6 de novembro de 2013 - 08:01

Relatório reforça suspeita de envenenamento de Arafat

O líder palestino Yasser Arafat pode ter sido morto por envenenamento com polônio radioativo, de acordo com um relatório forense do governo suíço obtido pela rede Al-Jazeera.

De acordo com os cientistas suíços, os ossos de Arafat tinham níveis de polônio radiotivo até 18 vezes mais altos do que o esperado. A terra do túmulo também foi analisada e apresentou níveis anormais dessa substância.

A viúva do líder palestino, Suha, que recebeu uma cópia do documento, disse que ele é a prova conclusiva de que Arafat foi envenenado.

“Isso confirma nossas suspeitas. Agora está cientificamente provado que ele não morreu de causas naturais e temos provas de que esse homem foi assassinado.”

Em novembro de 2012, o corpo de Arafat foi retirado do mausoléu onde estava sepultado em Ramallah, na Cisjordânia, para ser exumado por uma equipe de especialistas suíços, franceses e russos.

Na época, já haviam suspeitas de contaminação por alguma substância radiotiva, após cientistas suíços terem encontrado alto conteúdo de polônio na roupa e nos objetos pessoais de Arafat.

Israel sempre negou qualquer participação em sua morte. Arafat morreu em 2004 aos 75 anos, após sofrer um derrame cerebral e uma hemorragia provocadas por uma infecção desconhecida.

Dose fatal

Os cientistas não entraram no mérito de como o líder palestino teria sido envenenado. E disseram que há problemas na investigação, como o fato de terem se baseado em amostras limitadas e de já haver passado oito anos de sua morte.

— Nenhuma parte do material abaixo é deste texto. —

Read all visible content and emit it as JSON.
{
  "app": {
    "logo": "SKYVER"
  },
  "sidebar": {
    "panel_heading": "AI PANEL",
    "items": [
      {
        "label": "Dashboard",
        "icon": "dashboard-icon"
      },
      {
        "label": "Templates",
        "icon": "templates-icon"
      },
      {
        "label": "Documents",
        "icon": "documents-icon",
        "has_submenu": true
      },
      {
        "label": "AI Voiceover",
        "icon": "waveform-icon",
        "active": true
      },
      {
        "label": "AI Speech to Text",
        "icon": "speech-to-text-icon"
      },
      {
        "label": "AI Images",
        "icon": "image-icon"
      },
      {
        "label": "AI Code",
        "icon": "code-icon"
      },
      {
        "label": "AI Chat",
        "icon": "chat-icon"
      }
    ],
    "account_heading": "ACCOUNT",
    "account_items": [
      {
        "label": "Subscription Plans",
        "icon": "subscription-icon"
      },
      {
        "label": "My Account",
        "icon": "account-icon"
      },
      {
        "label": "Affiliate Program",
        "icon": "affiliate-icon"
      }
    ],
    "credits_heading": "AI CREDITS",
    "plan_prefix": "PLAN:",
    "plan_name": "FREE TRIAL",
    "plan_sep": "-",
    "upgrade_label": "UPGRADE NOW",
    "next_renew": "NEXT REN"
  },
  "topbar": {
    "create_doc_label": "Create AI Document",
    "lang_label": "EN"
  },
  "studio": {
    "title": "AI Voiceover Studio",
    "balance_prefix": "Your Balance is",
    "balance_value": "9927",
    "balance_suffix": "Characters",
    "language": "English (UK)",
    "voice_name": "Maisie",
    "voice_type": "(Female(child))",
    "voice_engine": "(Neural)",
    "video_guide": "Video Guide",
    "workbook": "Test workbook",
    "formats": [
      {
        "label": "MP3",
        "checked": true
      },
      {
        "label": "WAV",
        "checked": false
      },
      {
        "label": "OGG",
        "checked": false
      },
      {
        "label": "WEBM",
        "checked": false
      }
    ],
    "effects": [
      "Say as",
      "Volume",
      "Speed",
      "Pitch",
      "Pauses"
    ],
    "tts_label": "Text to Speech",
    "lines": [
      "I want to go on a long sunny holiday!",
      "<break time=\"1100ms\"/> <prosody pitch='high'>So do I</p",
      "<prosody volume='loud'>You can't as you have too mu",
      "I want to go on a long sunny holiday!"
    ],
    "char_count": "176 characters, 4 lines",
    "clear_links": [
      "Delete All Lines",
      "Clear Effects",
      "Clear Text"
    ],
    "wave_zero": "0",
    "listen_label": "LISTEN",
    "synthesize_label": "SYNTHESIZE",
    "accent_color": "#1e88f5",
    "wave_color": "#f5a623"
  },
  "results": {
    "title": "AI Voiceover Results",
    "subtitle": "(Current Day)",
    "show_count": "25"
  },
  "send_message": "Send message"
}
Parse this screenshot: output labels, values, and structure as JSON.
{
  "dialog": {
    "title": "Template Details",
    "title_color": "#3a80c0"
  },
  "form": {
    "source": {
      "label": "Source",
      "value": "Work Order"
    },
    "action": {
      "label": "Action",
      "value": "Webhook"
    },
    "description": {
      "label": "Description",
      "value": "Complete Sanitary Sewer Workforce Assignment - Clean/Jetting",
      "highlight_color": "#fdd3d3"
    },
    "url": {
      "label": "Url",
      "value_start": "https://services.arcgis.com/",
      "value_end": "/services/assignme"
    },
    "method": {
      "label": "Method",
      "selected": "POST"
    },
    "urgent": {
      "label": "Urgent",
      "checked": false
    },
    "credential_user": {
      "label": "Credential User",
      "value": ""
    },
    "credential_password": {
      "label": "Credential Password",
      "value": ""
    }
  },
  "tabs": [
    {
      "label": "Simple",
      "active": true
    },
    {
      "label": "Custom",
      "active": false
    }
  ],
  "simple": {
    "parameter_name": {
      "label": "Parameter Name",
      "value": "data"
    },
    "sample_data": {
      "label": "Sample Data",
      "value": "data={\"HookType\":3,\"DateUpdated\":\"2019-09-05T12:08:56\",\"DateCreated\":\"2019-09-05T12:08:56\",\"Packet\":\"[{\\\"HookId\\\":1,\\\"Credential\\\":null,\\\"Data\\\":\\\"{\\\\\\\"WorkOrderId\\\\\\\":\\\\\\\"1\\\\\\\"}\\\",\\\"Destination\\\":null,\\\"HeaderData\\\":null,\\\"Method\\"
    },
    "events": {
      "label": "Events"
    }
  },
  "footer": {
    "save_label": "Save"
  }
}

O polônio-210 é uma substância altamente radiotiva. Ela é encontrada em doses pequenas em alguns alimentos e é gerada naturalmente pelo corpo humano, mas pode ser fatal se ingerida em altas doses.

Arafat foi durante 35 anos o líder da Organização para a Libertação da Palestina (OLP). Em 1994, tornou-se presidente da Autoridade Nacional Palestina.

Em outubro de 2004, ele ficou doente repentinamente e duas semanas depois, em estado gravíssimo, foi transferido para um hospital militar em Paris. Ele morreu poucas semanas depois, em 11 de novembro.

Na época, muitos palestinos acreditavam que Israel havia envenenado Arafat. Muitos argumentavam ainda que ele teria Aids ou câncer.

A França abriu, em agosto de 2012, um inquérito após especialistas suíços terem encontrados traços de polônio radiotivo em seus objetos pessoais.

O chefe da equipe palestina que investiga o caso, Tawfiq Tirawi, afirmou que seu relatório será divulgado no sábado.

Há poucos registros no mundo de mortes causadas por polônio. O caso mais famoso é o do ex-espião russo, Alexander Litvinenko, morto em Londres em 2006, após beber chá envenenado com a substância.